Gaudí sollte 43 Jahre an der Kirche arbeiten. Auf die Unmöglichkeit einer baldigen Fertigstellung angesprochen, antwortete Gaudí:
- „Mein Kunde hat keine Eile.“
Damit spielte er sowohl auf die Baudirektion als auch auf Gott an.
Nachdem schon im Jahr 1891 eine erste Messe unter freiem Himmel in der Baustelle abgehalten wurde, konnten 1893 die Apsis und die Krypta vollendet werden. Wenig später begann der Bau der Geburtsfassade.
Von den drei Fassaden fing Gaudi mit der Arbeit an der östlichen, Geburtsfassade, an. Vor seinem Tod 1926 konnte jedoch nur der eine Turm dieser Fassade (dem Hl. Barnabas gewidmet) vollendet werden. Der Architekt hatte die Türme zuerst eckig bauen lassen, entschied sich dann jedoch um und ließ die eckige Form in einer Galerie enden. Oberhalb dieser wurden die Türme in runder Form weitergebaut. Das misslungene untere Stück versteckte Gaudí hinter vier 14 Meter hohen Apostelstatuen.
1926 bis heute
Gaudí starb im Jahre 1926 bei einem Unfall direkt vor der Sagrada Família. Danach wurden die Bauarbeiten immer wieder unterbrochen, doch 1935 konnten die Arbeiten an der „Geburtsfassade“ endgültig abgeschlossen werden. Im spanischen Bürgerkrieg gingen die ursprünglichen Baupläne verloren. Die späteren Architekten Francesc Quintana, Isidre Puig Boada, und Lluís Gari führten den Bau ab etwa 1950 dennoch fort und versuchten, sich so gut wie möglich an Gaudís auch mündlich überlieferte Ideen zu halten. 1976 wurden die vier Aposteltürme über der „Passionsfassade“ vollendet.
Mittels Darstellung im Computer hat man herausgefunden, dass es unmöglich ist, weithin industriell vorgefertigte Formen zu verwenden – nahezu jeder Stein muss noch speziell angepasst werden. Der Weiterbau bleibt daher schwierig und teuer.

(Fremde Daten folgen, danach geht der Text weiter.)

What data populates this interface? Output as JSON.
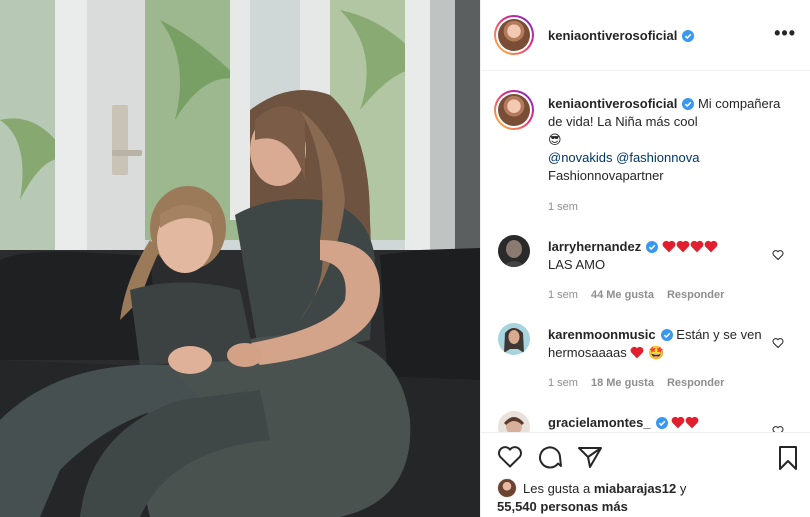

Ein wichtiges Etappenziel des Baus ist die Weihe der Kirche, welche nach der Deckung des Mittelschiffs im Jahr 2008 hätte stattfinden sollen.[1] Fertigstellen will man die Basilika bis 2026, dem hundertsten Todesjahr Gaudís. Dann hätte der Bau insgesamt 144 Jahre gedauert. Ob dies zu erreichen ist, hängt aber vor allem von den eingehenden finanziellen Mitteln ab.
Heutige Situation
Gegenwärtig sind acht der 18 Türme der Kirche fertiggestellt. Es handelt sich um je vier Aposteltürme über den zwei fertigen Fassaden. Der Innenraum ist komplett von Wänden umschlossen und die Krypta und die Apsis sind vollendet. Zudem stehen bereits die meisten Säulen des eingewölbten Mittelschiffes, die in naher Zukunft das Dach tragen sollen, sodass erstmals ein geschlossener Messraum entsteht.
Probleme und Proteste
Immer wieder regte sich vereinzelter Protest gegen bestimmte Einzelheiten am Bau. So kam beispielsweise schon 1893 Kritik auf, als Gaudí entschied, als erste Fassade die östliche zu gestalten. Die Stadtverwaltung kritisierte dies scharf, da die westliche Seite eher zur Stadt zeige und deshalb, aufgrund der Publikumswirksamkeit, vordringlich errichtet werden müsse.
In den 1950er Jahren gab es eine Unterschriftenaktion, mit dem Ziel, den Bau zu stoppen. Unter anderen unterschrieben auch Le Corbusier und Walter Gropius, doch die Aktion scheiterte.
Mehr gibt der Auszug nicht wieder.